The report found persistently vacant shop units up from 15 to 24 per cent and those empty more than two years up from 21 to 23 per cent.

In Scotland, nine of the 27 shopping centres saw deteriorating rents last year with the worst performers “caught in the gravitational pull of Glasgow” including Ayr, Cumbernauld, Greenock, Hamilton and Irvine.

But Ross Wilkie, Colliers retail director in Scotland, said there were plenty of signs that alongside the importance of social media and the internet “we see the importance of bricks and mortar returning”. He said flagship projects were progressing in the major cities and the new City Deals for Aberdeen, Edinburgh and Glasgow would “act as a catalyst for additional funding from the private sector”.

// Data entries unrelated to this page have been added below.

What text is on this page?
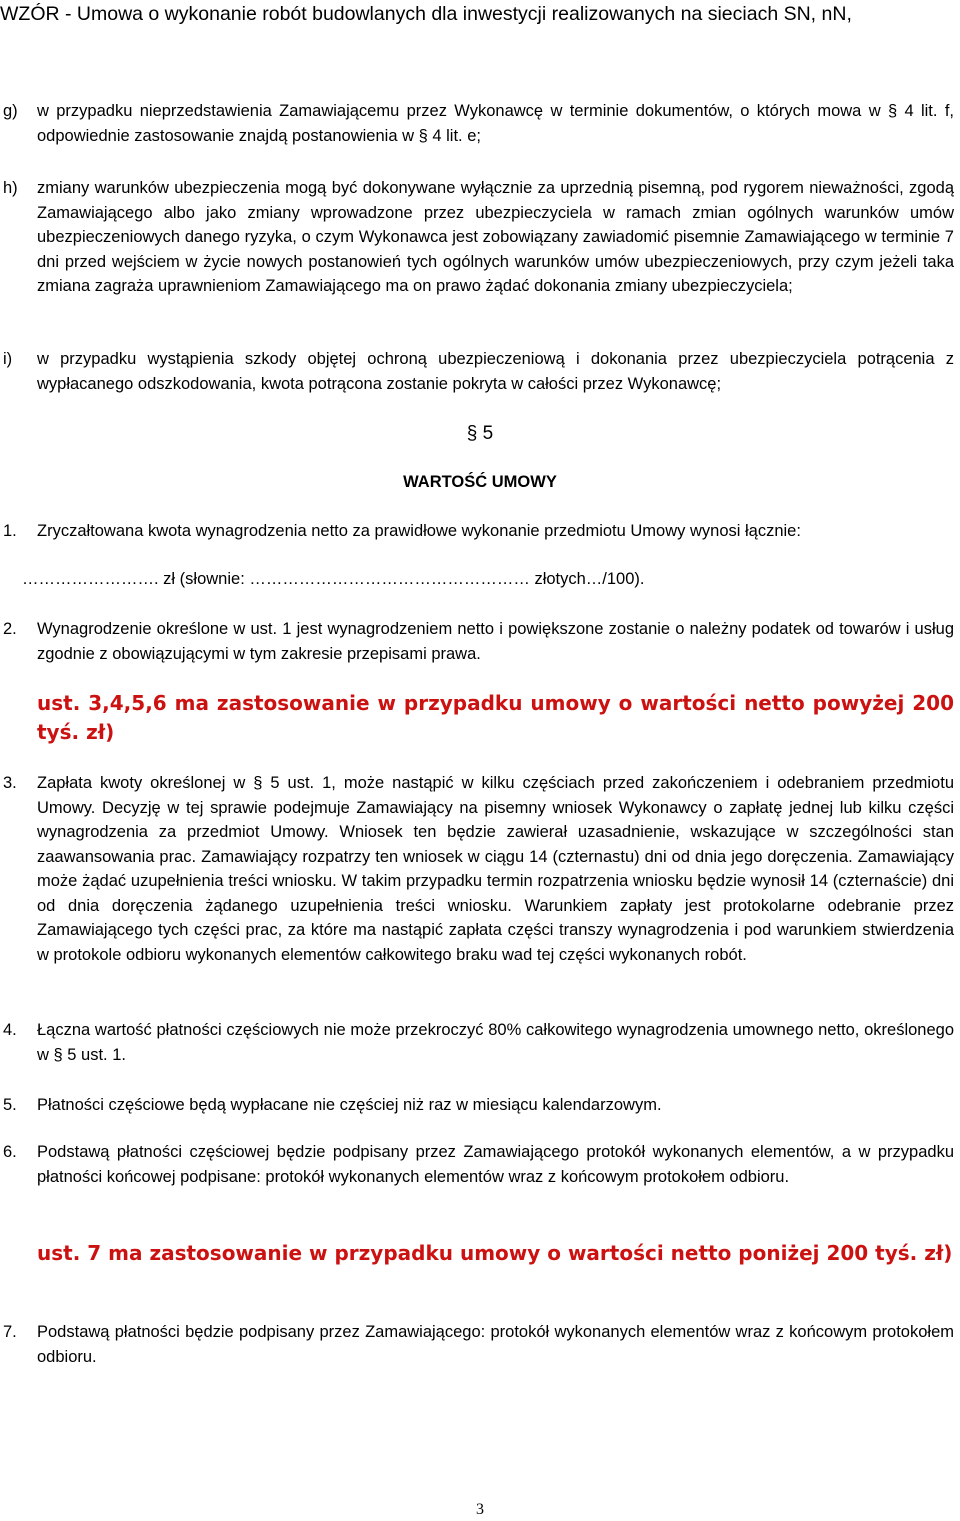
WZÓR - Umowa o wykonanie robót budowlanych dla inwestycji realizowanych na sieciach SN, nN,
g) w przypadku nieprzedstawienia Zamawiającemu przez Wykonawcę w terminie dokumentów, o których mowa w § 4 lit. f, odpowiednie zastosowanie znajdą postanowienia w § 4 lit. e;
h) zmiany warunków ubezpieczenia mogą być dokonywane wyłącznie za uprzednią pisemną, pod rygorem nieważności, zgodą Zamawiającego albo jako zmiany wprowadzone przez ubezpieczyciela w ramach zmian ogólnych warunków umów ubezpieczeniowych danego ryzyka, o czym Wykonawca jest zobowiązany zawiadomić pisemnie Zamawiającego w terminie 7 dni przed wejściem w życie nowych postanowień tych ogólnych warunków umów ubezpieczeniowych, przy czym jeżeli taka zmiana zagraża uprawnieniom Zamawiającego ma on prawo żądać dokonania zmiany ubezpieczyciela;
i) w przypadku wystąpienia szkody objętej ochroną ubezpieczeniową i dokonania przez ubezpieczyciela potrącenia z wypłacanego odszkodowania, kwota potrącona zostanie pokryta w całości przez Wykonawcę;
§ 5
WARTOŚĆ UMOWY
1. Zryczałtowana kwota wynagrodzenia netto za prawidłowe wykonanie przedmiotu Umowy wynosi łącznie:
……………………. zł (słownie: …………………………………………… złotych…/100).
2. Wynagrodzenie określone w ust. 1 jest wynagrodzeniem netto i powiększone zostanie o należny podatek od towarów i usług zgodnie z obowiązującymi w tym zakresie przepisami prawa.
ust. 3,4,5,6 ma zastosowanie w przypadku umowy o wartości netto powyżej 200 tyś. zł)
3. Zapłata kwoty określonej w § 5 ust. 1, może nastąpić w kilku częściach przed zakończeniem i odebraniem przedmiotu Umowy. Decyzję w tej sprawie podejmuje Zamawiający na pisemny wniosek Wykonawcy o zapłatę jednej lub kilku części wynagrodzenia za przedmiot Umowy. Wniosek ten będzie zawierał uzasadnienie, wskazujące w szczególności stan zaawansowania prac. Zamawiający rozpatrzy ten wniosek w ciągu 14 (czternastu) dni od dnia jego doręczenia. Zamawiający może żądać uzupełnienia treści wniosku. W takim przypadku termin rozpatrzenia wniosku będzie wynosił 14 (czternaście) dni od dnia doręczenia żądanego uzupełnienia treści wniosku. Warunkiem zapłaty jest protokolarne odebranie przez Zamawiającego tych części prac, za które ma nastąpić zapłata części transzy wynagrodzenia i pod warunkiem stwierdzenia w protokole odbioru wykonanych elementów całkowitego braku wad tej części wykonanych robót.
4. Łączna wartość płatności częściowych nie może przekroczyć 80% całkowitego wynagrodzenia umownego netto, określonego w § 5 ust. 1.
5. Płatności częściowe będą wypłacane nie częściej niż raz w miesiącu kalendarzowym.
6. Podstawą płatności częściowej będzie podpisany przez Zamawiającego protokół wykonanych elementów, a w przypadku płatności końcowej podpisane: protokół wykonanych elementów wraz z końcowym protokołem odbioru.
ust. 7 ma zastosowanie w przypadku umowy o wartości netto poniżej 200 tyś. zł)
7. Podstawą płatności będzie podpisany przez Zamawiającego: protokół wykonanych elementów wraz z końcowym protokołem odbioru.
3
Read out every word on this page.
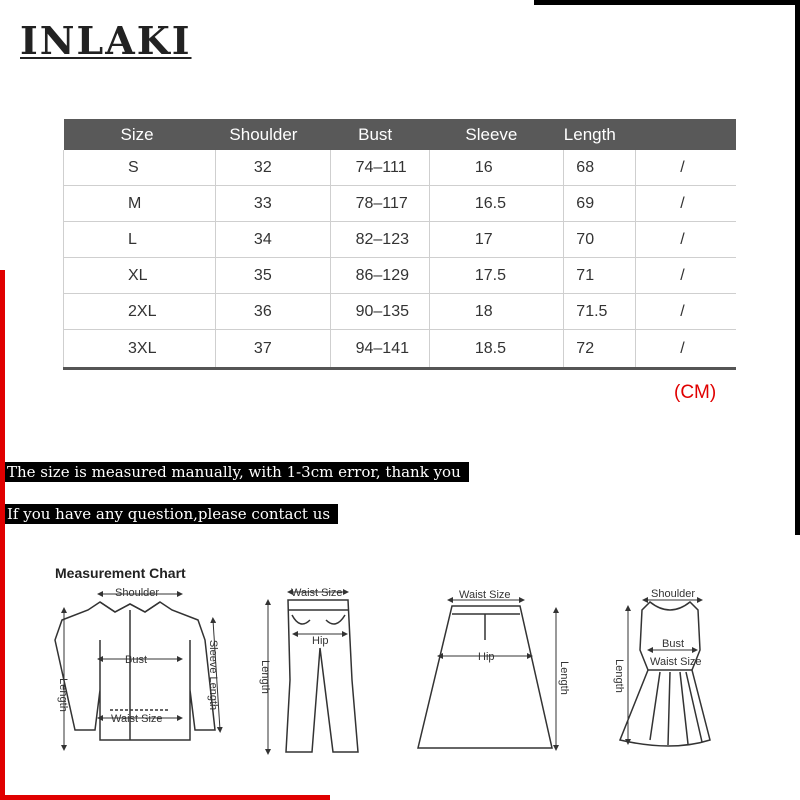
INLAKI
Size	Shoulder	Bust	Sleeve	Length	
S	32	74–111	16	68	/
M	33	78–117	16.5	69	/
L	34	82–123	17	70	/
XL	35	86–129	17.5	71	/
2XL	36	90–135	18	71.5	/
3XL	37	94–141	18.5	72	/
(CM)
The size is measured manually, with 1-3cm error, thank you
If you have any question,please contact us
Measurement Chart
Shoulder
Bust
Waist Size
Length	Sleeve Length
Waist Size
Hip
Length
Waist Size
Hip
Length
Shoulder
Bust
Waist Size
Length
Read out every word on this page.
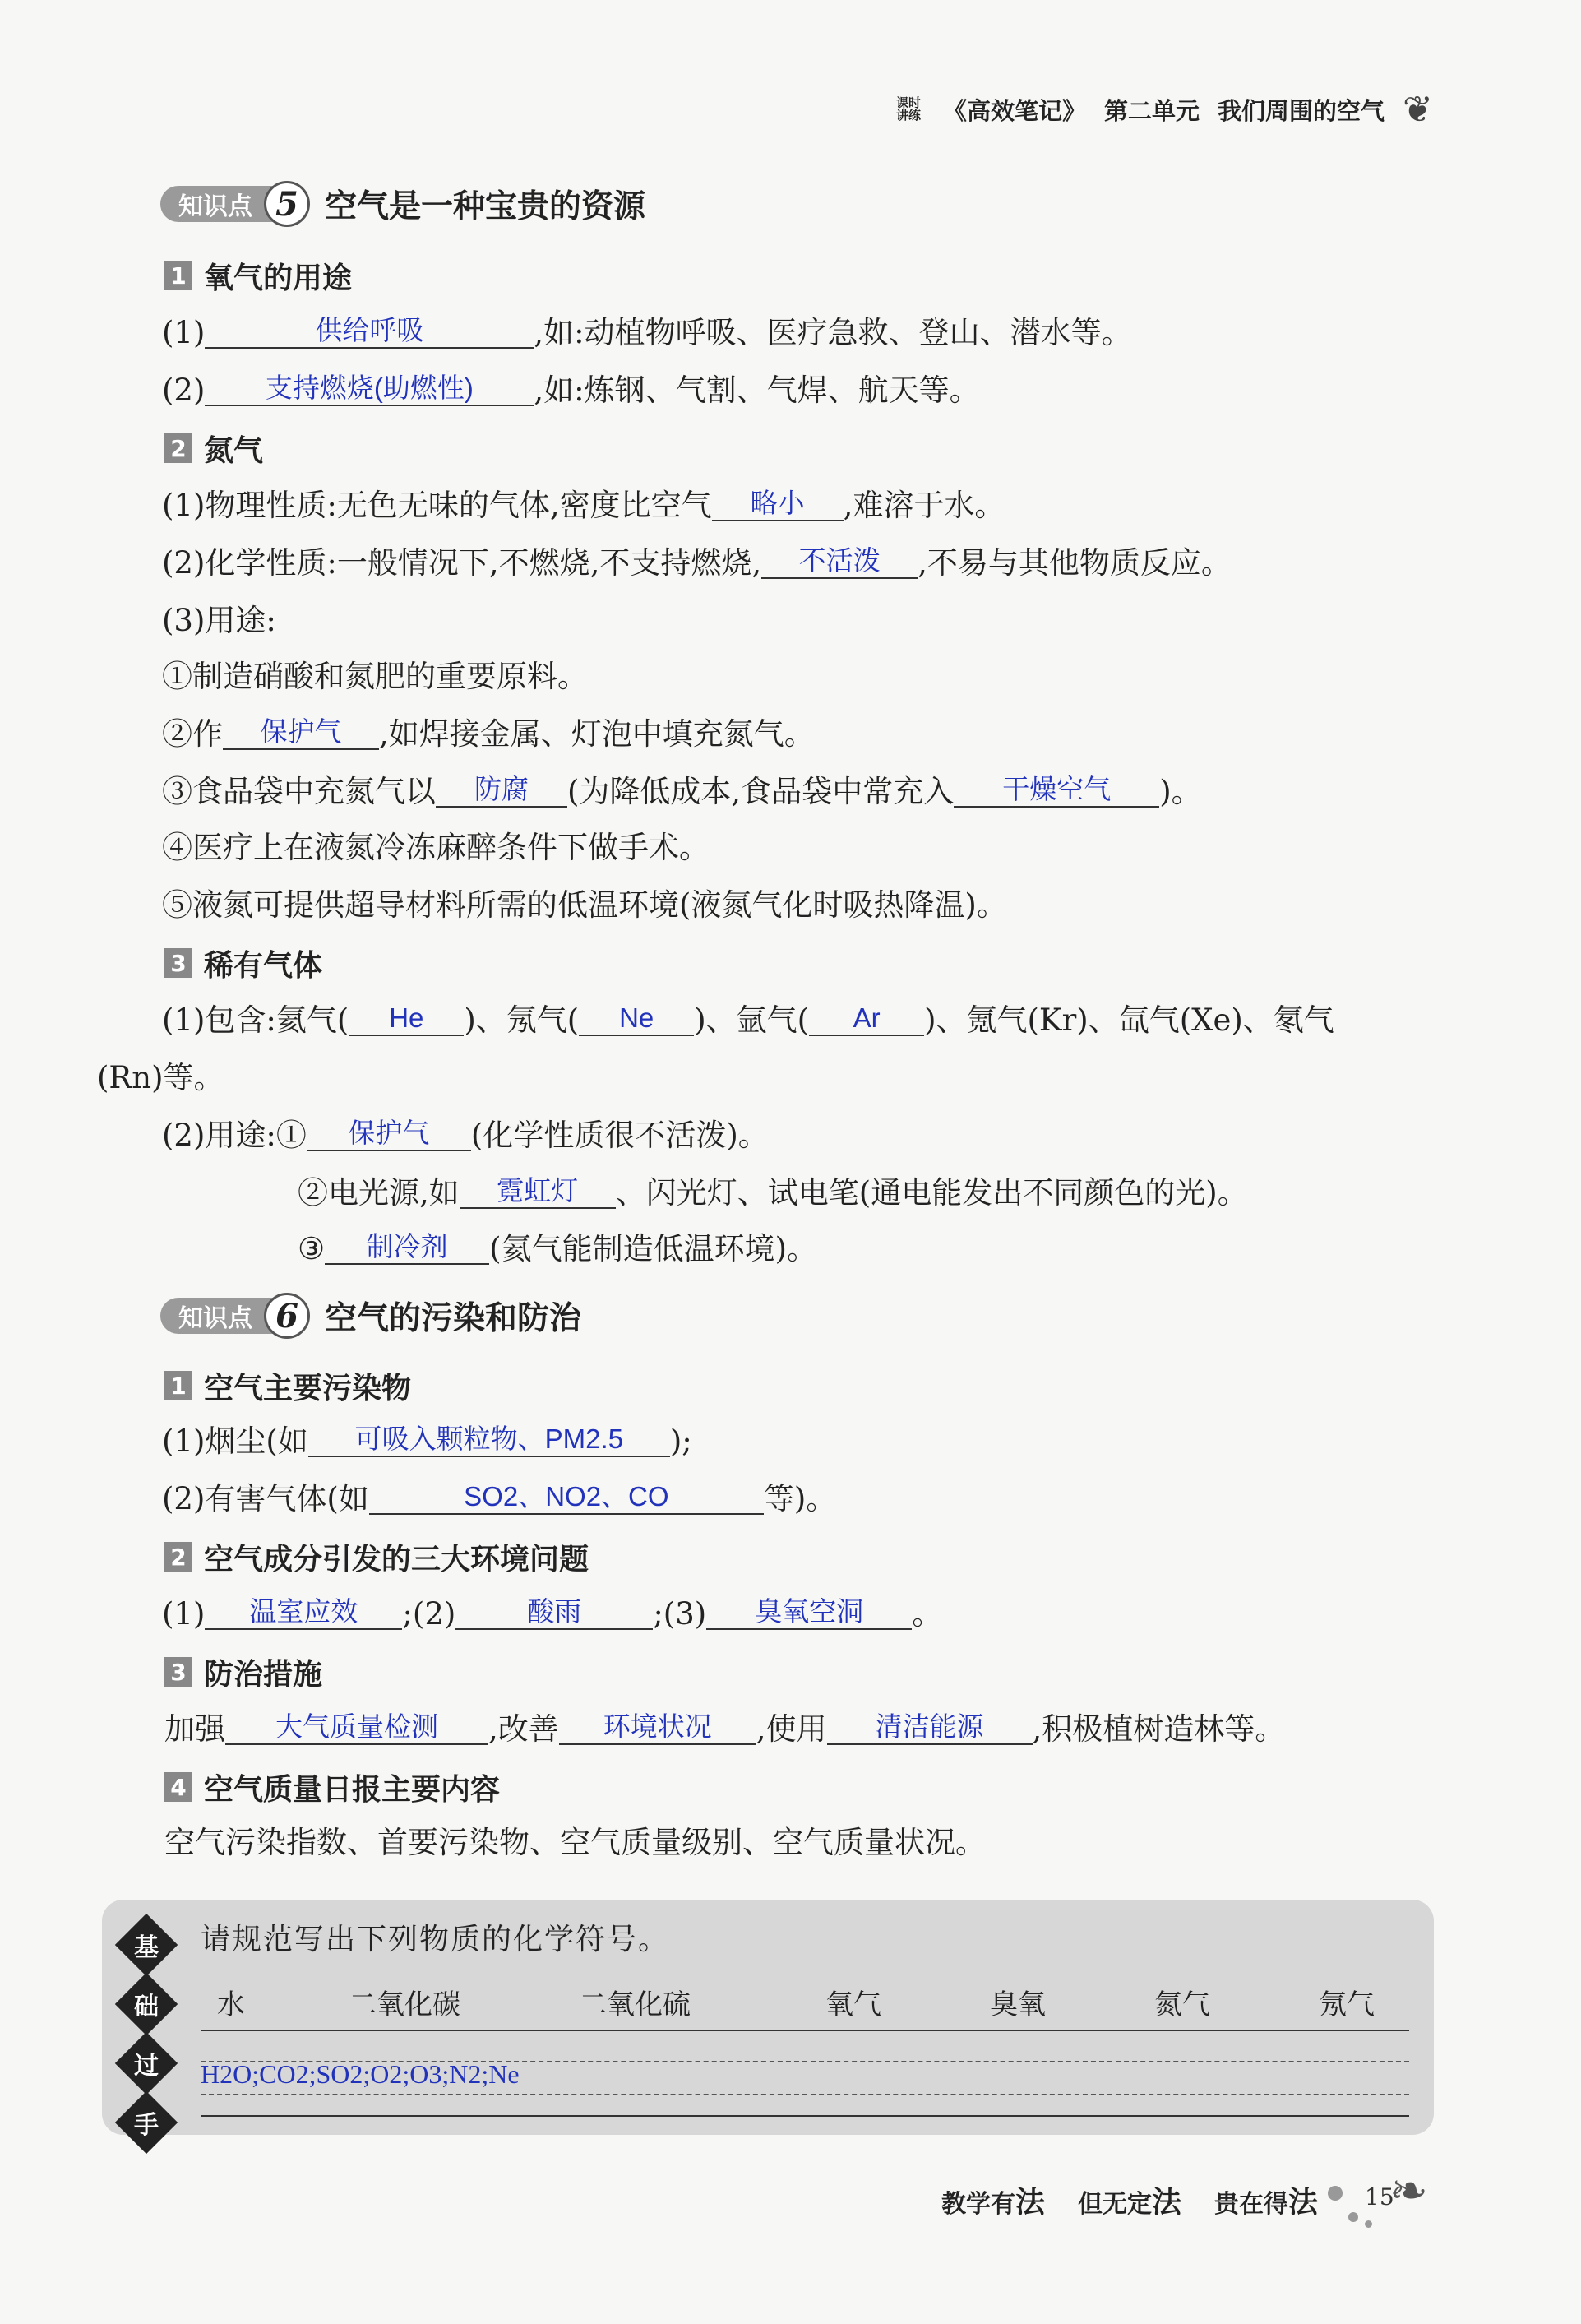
课时讲练 《高效笔记》 第二单元 我们周围的空气 ❦
知识点 5 空气是一种宝贵的资源
1 氧气的用途
(1)	供给呼吸	,如:动植物呼吸、医疗急救、登山、潜水等。
(2) 支持燃烧(助燃性) ,如:炼钢、气割、气焊、航天等。
2 氮气
(1)物理性质:无色无味的气体,密度比空气 略小 ,难溶于水。
(2)化学性质:一般情况下,不燃烧,不支持燃烧, 不活泼 ,不易与其他物质反应。
(3)用途:
①制造硝酸和氮肥的重要原料。
②作 保护气 ,如焊接金属、灯泡中填充氮气。
③食品袋中充氮气以 防腐 (为降低成本,食品袋中常充入 干燥空气 )。
④医疗上在液氮冷冻麻醉条件下做手术。
⑤液氮可提供超导材料所需的低温环境(液氮气化时吸热降温)。
3 稀有气体
(1)包含:氦气( He )、氖气( Ne )、氩气( Ar )、氪气(Kr)、氙气(Xe)、氡气
(Rn)等。
(2)用途:① 保护气 (化学性质很不活泼)。
②电光源,如 霓虹灯 、闪光灯、试电笔(通电能发出不同颜色的光)。
③ 制冷剂 (氦气能制造低温环境)。
知识点 6 空气的污染和防治
1 空气主要污染物
(1)烟尘(如 可吸入颗粒物、PM2.5 );
(2)有害气体(如	SO2、NO2、CO	等)。
2 空气成分引发的三大环境问题
(1) 温室应效 ;(2)	酸雨 ;(3) 臭氧空洞 。
3 防治措施
加强 大气质量检测 ,改善 环境状况 ,使用 清洁能源 ,积极植树造林等。
4 空气质量日报主要内容
空气污染指数、首要污染物、空气质量级别、空气质量状况。
基
础
过
手
请规范写出下列物质的化学符号。
水	二氧化碳	二氧化硫	氧气	臭氧	氮气	氖气
H2O;CO2;SO2;O2;O3;N2;Ne
教学有法 但无定法 贵在得法 15
❧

Mark Phillipson, head of Colliers’ retail division, said BHS had been “a bitter pill for many” but it brought the opportunity for renewal with modern brands. He said: “We are facing the challenge of sweeping away a great deal of the past in terms of dysfunctional town centres. Local authorities must play a growing part in grasping the nettle and exerting the coordinated control that can bring change.” Some of the business rate burden “must be redirected into breathing new life into our towns and cities”, Mr Phillipson said.

Peter Muir, head of rating in Scotland, said the Scottish Government’s consultation on the business rating system ended six months ago and the outcome was now “long overdue”, with many businesses paying inflated 2008 prices for eight years.